Formally, we can partition the array if we can find indexes i + 1 < j with (arr[0] + arr[1] + ... + arr[i] == arr[i + 1] + arr[i + 2] + ... + arr[j - 1] == arr[j] + arr[j + 1] + ... + arr[arr.length - 1])
Example 1:
- Input: arr = [0,2,1,-6,6,-7,9,1,2,0,1]
- Output: true
- Explanation: 0 + 2 + 1 = -6 + 6 - 7 + 9 + 1 = 2 + 0 + 1
Example 2:
- Input: arr = [0,2,1,-6,6,7,9,-1,2,0,1]
- Output: false
Example 3:
- Input: arr = [3,3,6,5,-2,2,5,1,-9,4]
- Output: true
- Explanation: 3 + 3 = 6 = 5 - 2 + 2 + 5 + 1 - 9 + 4
Constraints:
- 3 <= arr.length <= 5 * 104
- -104 <= arr[i] <= 104
💡 Hint 1:
If we have three parts with the same sum, what is the sum of each?

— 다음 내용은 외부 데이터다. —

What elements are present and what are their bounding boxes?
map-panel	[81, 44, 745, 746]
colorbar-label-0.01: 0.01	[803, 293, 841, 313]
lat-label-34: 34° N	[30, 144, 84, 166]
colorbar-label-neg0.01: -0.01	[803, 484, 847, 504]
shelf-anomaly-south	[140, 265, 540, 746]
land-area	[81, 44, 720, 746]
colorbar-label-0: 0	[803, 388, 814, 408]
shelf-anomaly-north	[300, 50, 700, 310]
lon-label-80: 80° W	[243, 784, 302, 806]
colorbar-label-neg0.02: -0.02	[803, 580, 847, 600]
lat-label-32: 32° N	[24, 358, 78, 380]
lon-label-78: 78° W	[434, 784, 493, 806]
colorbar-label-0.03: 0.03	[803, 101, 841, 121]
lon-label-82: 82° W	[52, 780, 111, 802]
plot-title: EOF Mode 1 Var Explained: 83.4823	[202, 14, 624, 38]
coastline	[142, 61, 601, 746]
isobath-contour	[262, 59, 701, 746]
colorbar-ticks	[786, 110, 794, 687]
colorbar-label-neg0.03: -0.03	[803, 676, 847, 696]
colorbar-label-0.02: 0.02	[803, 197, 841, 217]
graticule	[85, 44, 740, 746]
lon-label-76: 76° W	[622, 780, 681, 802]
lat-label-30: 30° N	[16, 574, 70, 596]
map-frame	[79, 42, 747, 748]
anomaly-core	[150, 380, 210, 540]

If you can find the first part, can you find the second part?
Submitted Code
class Solution:
def canThreePartsEqualSum(self, arr: List[int]) -> bool:
if sum(arr) % 3 != 0:
return False
else:
target = sum(arr) // 3
l, r = 0, len(arr)-1
sum1st, sum3rd = arr[l], arr[r]
while (l < r) and (r-l >= 2):
if sum1st == sum3rd == target:
return True
if sum1st != target:
l += 1
sum1st += arr[l]
if sum3rd != target:
r -= 1
sum3rd += arr[r]
return False
Runtime: 4 ms | Beats 78.33%
Memory: 23.31 MB | Beats 31.30%
포인터 2개로 맨 앞부터 첫 번째 파트, 맨 뒤부터 세 번째 파트를 더해가는 방법을 사용했다. 두 파트 모두 target과 같고, 두 파트 사이에 원소가 하나라도 존재한다면 true가 된다.
Other Solutions
1st
class Solution:
def canThreePartsEqualSum(self, arr: List[int]) -> bool:
total = sum(arr)
if total % 3 != 0:
return False
target = total // 3
current_sum = 0
partitions = 0
for i in range(len(arr)):
current_sum += arr[i]
if current_sum == target:
partitions += 1
current_sum = 0
# If we found two partitions and it's not the end, the rest must be the third
if partitions == 2 and i < len(arr) - 1:
return True
return False
time complexity: 𝑂(𝑛)
space complexity: 𝑂(1)
포인터 두 개를 사용하지 않고 앞에서부터 한 파트씩 완성해나가도 된다.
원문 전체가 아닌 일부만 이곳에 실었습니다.